Por Salvador Izquierdo.
Ilustración: Diego Corrales.
Edición 449 – octubre 2019.
Me puse a despachar una serie de correos que se habían acumulado durante las vacaciones. Desde la cocina, mi pareja me hizo una pregunta sobre otro asunto pendiente. Muchas cosas estaban pendientes porque recién la noche anterior habíamos vuelto a la ciudad luego de un periplo de diez días por la Costa. No le presté atención en ese momento. Tenía poco tiempo para alistarme y salir a la oficina. Vi mi celular. Había información ahí que me servía. Ingresé mi PIN, vi un mensaje, luego otro y luego lo olvidé todo como quien se queda en blanco, salivando.
Mientras me alistaba en el baño traté de recordar qué era lo que iba a hacer. ¿Para qué había agarrado el celular? ¿Cuál era la información relevante que tenía que consultar? ¿Sobre qué? Ya no sabía cómo recuperarlo. No había una secuencia de pasos que pudiera dar en reversa, como cuando de pequeño se me perdía algo y mamá decía que regresara a cada sitio de la casa en el que había estado. Es un buen método, pero dentro de la mente no podía dar pasos ni para adelante ni para atrás, tenía aire. De la nada, recordé a un hombre en un bus en Vancouver, Canadá, hace muchos años. Jugaba en su celular. Iba acompañado de su prometida. Ella se jactaba, frente a otra pasajera, de la luna de miel que habían organizado, un viaje a Egipto, creo. Le preguntó algo a su prometido, pero antes de que este levantara la mirada y pudiera responder, ella le aclaró a la otra pasajera que su man jugaba Sudoku y que lo hacía para mantener la mente activa, incluso durante los trayectos del bus. Era un prometido ejemplar, llegaría a viejo con la mente lúcida porque nunca la dejaba de ejercitar. No tendría problemas de memoria. Eso decía. La escena ocurrió una sola vez y yo la vi hace más de cinco años; mientras que lo que acababa de buscar en mi celular, ¿qué era?
Había más cosas que recordaba y no tan lejanas.

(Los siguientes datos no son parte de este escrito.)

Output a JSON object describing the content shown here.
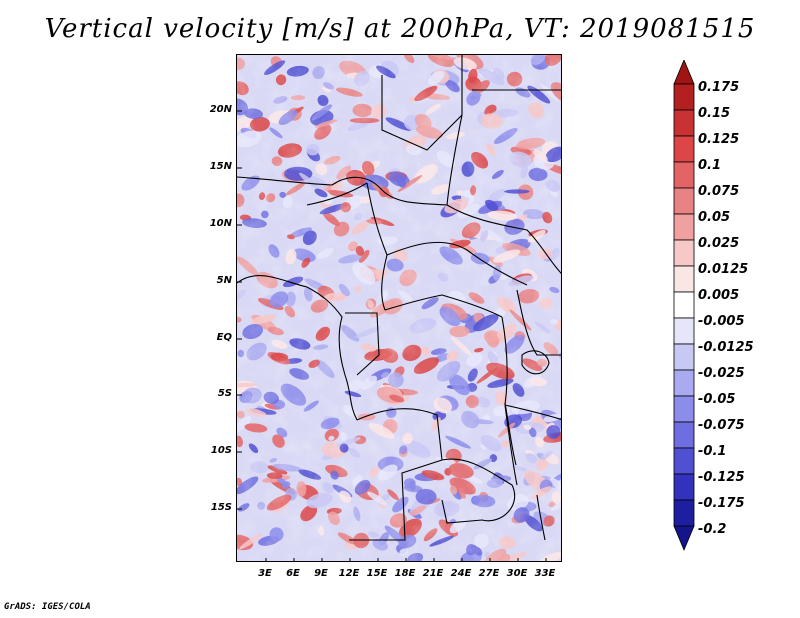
{
  "title": "Vertical velocity [m/s] at 200hPa, VT: 2019081515",
  "map": {
    "lat_labels": [
      "20N",
      "15N",
      "10N",
      "5N",
      "EQ",
      "5S",
      "10S",
      "15S"
    ],
    "lon_labels": [
      "3E",
      "6E",
      "9E",
      "12E",
      "15E",
      "18E",
      "21E",
      "24E",
      "27E",
      "30E",
      "33E"
    ]
  },
  "colorbar": {
    "labels": [
      "0.175",
      "0.15",
      "0.125",
      "0.1",
      "0.075",
      "0.05",
      "0.025",
      "0.0125",
      "0.005",
      "-0.005",
      "-0.0125",
      "-0.025",
      "-0.05",
      "-0.075",
      "-0.1",
      "-0.125",
      "-0.175",
      "-0.2"
    ],
    "colors": [
      "#a01414",
      "#b42020",
      "#c83232",
      "#dc4646",
      "#e36464",
      "#e98282",
      "#f0a0a0",
      "#f7c8c8",
      "#fbe6e6",
      "#ffffff",
      "#e6e6fb",
      "#c8c8f5",
      "#aaaaf0",
      "#8c8ceb",
      "#6e6ee1",
      "#5050d2",
      "#3232be",
      "#1e1ea0",
      "#14148c"
    ]
  },
  "footer": "GrADS: IGES/COLA"
}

Recordaba lo bien que la pasamos en nuestro viaje, que había leído un estupendo libro de poesía. Recordaba que la mañana en que salíamos para la Costa, yo había puesto la alarma para las 5:00 pero me había despertado a las 3:00; y que cuando regresábamos puse la alarma para las 7:00 pero me desperté a las 2:00, pensando, a esa hora en que todo lo de la mente se amplifica, que me estaba volviendo loco. ¿Quién se levanta en la madrugada sin despertador? ¿Era insomnio o una señal más del crack-up de los 39 que tan bien describió F. Scott Fitzgerald en sus artículos para la revista Esquire en 1936?

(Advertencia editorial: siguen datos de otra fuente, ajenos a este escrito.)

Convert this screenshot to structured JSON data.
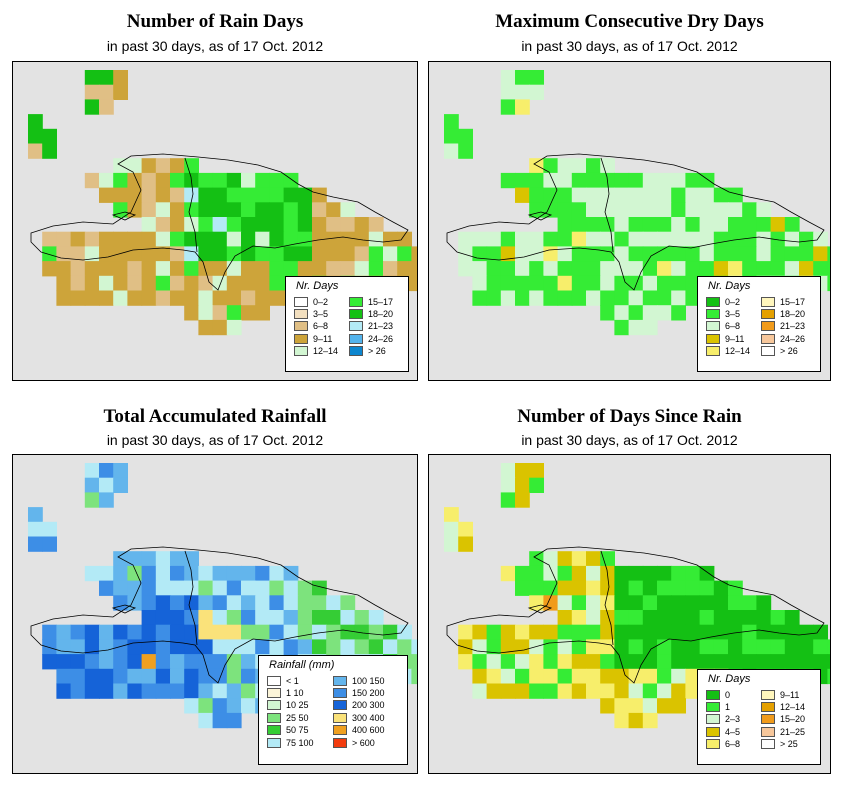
{
  "panels": [
    {
      "id": "rain_days",
      "title": "Number of Rain Days",
      "subtitle": "in past 30 days, as of  17 Oct. 2012",
      "legend": {
        "title": "Nr. Days",
        "items": [
          {
            "label": "0–2",
            "color": "#ffffff"
          },
          {
            "label": "3–5",
            "color": "#f2dfbf"
          },
          {
            "label": "6–8",
            "color": "#e0bf85"
          },
          {
            "label": "9–11",
            "color": "#cda43a"
          },
          {
            "label": "12–14",
            "color": "#d2f6d2"
          },
          {
            "label": "15–17",
            "color": "#35ec35"
          },
          {
            "label": "18–20",
            "color": "#14c014"
          },
          {
            "label": "21–23",
            "color": "#b3eaf6"
          },
          {
            "label": "24–26",
            "color": "#53b3ec"
          },
          {
            "label": "> 26",
            "color": "#0c86cf"
          }
        ]
      }
    },
    {
      "id": "max_dry_days",
      "title": "Maximum Consecutive Dry Days",
      "subtitle": "in past 30 days, as of  17 Oct. 2012",
      "legend": {
        "title": "Nr. Days",
        "items": [
          {
            "label": "0–2",
            "color": "#14c014"
          },
          {
            "label": "3–5",
            "color": "#35ec35"
          },
          {
            "label": "6–8",
            "color": "#d2f6d2"
          },
          {
            "label": "9–11",
            "color": "#dac300"
          },
          {
            "label": "12–14",
            "color": "#f7ee6b"
          },
          {
            "label": "15–17",
            "color": "#fff6bd"
          },
          {
            "label": "18–20",
            "color": "#e4a000"
          },
          {
            "label": "21–23",
            "color": "#f19b1b"
          },
          {
            "label": "24–26",
            "color": "#f7c79b"
          },
          {
            "label": "> 26",
            "color": "#ffffff"
          }
        ]
      }
    },
    {
      "id": "total_rainfall",
      "title": "Total Accumulated Rainfall",
      "subtitle": "in past 30 days, as of  17 Oct. 2012",
      "legend": {
        "title": "Rainfall (mm)",
        "items": [
          {
            "label": "< 1",
            "color": "#ffffff"
          },
          {
            "label": "1    10",
            "color": "#fbf4d8"
          },
          {
            "label": "10    25",
            "color": "#d2f6d2"
          },
          {
            "label": "25    50",
            "color": "#7de37d"
          },
          {
            "label": "50    75",
            "color": "#35cd35"
          },
          {
            "label": "75    100",
            "color": "#b3eaf6"
          },
          {
            "label": "100    150",
            "color": "#63b5ec"
          },
          {
            "label": "150    200",
            "color": "#3d8ee6"
          },
          {
            "label": "200    300",
            "color": "#1563d8"
          },
          {
            "label": "300    400",
            "color": "#fae27a"
          },
          {
            "label": "400    600",
            "color": "#f0a020"
          },
          {
            "label": "> 600",
            "color": "#f23b0e"
          }
        ]
      }
    },
    {
      "id": "days_since_rain",
      "title": "Number of Days Since Rain",
      "subtitle": "in past 30 days, as of  17 Oct. 2012",
      "legend": {
        "title": "Nr. Days",
        "items": [
          {
            "label": "0",
            "color": "#14c014"
          },
          {
            "label": "1",
            "color": "#35ec35"
          },
          {
            "label": "2–3",
            "color": "#d2f6d2"
          },
          {
            "label": "4–5",
            "color": "#dac300"
          },
          {
            "label": "6–8",
            "color": "#f7ee6b"
          },
          {
            "label": "9–11",
            "color": "#fff6bd"
          },
          {
            "label": "12–14",
            "color": "#e4a000"
          },
          {
            "label": "15–20",
            "color": "#f19b1b"
          },
          {
            "label": "21–25",
            "color": "#f7c79b"
          },
          {
            "label": "> 25",
            "color": "#ffffff"
          }
        ]
      }
    }
  ]
}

El Crack-up es un pequeño ensayo autobiográfico cuyo eje central es el relato de una crisis nerviosa sufrida por el autor, antes de lo previsto. FSF se lamenta de no haber jugado fútbol americano en la universidad ni de pelear en la guerra. Esas sensaciones se resumen en la idea de que los daños producidos por los golpes no aparecen todos a la vez, sino que crepitan desde adentro, al ritmo de una grieta en un plato despostillado. No creo que exista un texto que me ofrezca más, en cada una de sus líneas, sobre el paso del tiempo. Quizá todo esto sea solo una excusa para dejarlo por escrito.
Finalmente recordé lo que iba a hacer. No era nada grave. Mi pareja me había preguntado algo y mi intención fue la de buscar en el celular el mensaje que me había puesto un amigo con información sobre ese tema. Cuando la encontré, lo compartí con ella y la vida siguió.

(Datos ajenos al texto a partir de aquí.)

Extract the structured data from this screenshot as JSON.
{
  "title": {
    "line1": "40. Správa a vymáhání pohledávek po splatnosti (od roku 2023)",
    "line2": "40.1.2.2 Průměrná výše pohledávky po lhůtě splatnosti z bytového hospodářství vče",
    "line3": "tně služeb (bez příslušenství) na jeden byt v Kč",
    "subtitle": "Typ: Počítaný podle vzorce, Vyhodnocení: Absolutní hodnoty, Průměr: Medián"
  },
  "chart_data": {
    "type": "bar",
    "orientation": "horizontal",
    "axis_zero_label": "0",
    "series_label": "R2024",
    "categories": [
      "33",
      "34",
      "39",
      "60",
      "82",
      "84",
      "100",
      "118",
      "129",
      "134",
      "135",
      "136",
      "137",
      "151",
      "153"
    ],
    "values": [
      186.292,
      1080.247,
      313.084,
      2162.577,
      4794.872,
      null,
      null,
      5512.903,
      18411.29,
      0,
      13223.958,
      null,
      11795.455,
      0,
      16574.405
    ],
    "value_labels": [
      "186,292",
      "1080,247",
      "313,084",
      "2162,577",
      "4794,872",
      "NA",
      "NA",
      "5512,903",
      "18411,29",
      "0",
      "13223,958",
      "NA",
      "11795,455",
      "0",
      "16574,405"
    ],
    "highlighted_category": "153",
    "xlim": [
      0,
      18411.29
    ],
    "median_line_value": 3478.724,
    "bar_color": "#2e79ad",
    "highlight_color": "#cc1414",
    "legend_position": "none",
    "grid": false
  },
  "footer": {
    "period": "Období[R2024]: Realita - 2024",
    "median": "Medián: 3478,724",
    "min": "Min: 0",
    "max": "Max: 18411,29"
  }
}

Se me ocurre, ahora, que los celulares son pequeños portales del olvido. En principio, uno acude a ellos para conectarse, pero muchas veces lo que ocurre es que olvidamos lo que estábamos haciendo pocos instantes atrás. Son portales de ansiedad, pero la verdadera resquebrajadura la llevamos en los nervios, y tarde o temprano quedaremos como “el plato rajado que no sacas cuando hay visitas, pero sirve para sostener galletitas de sal en las altas horas de la noche”.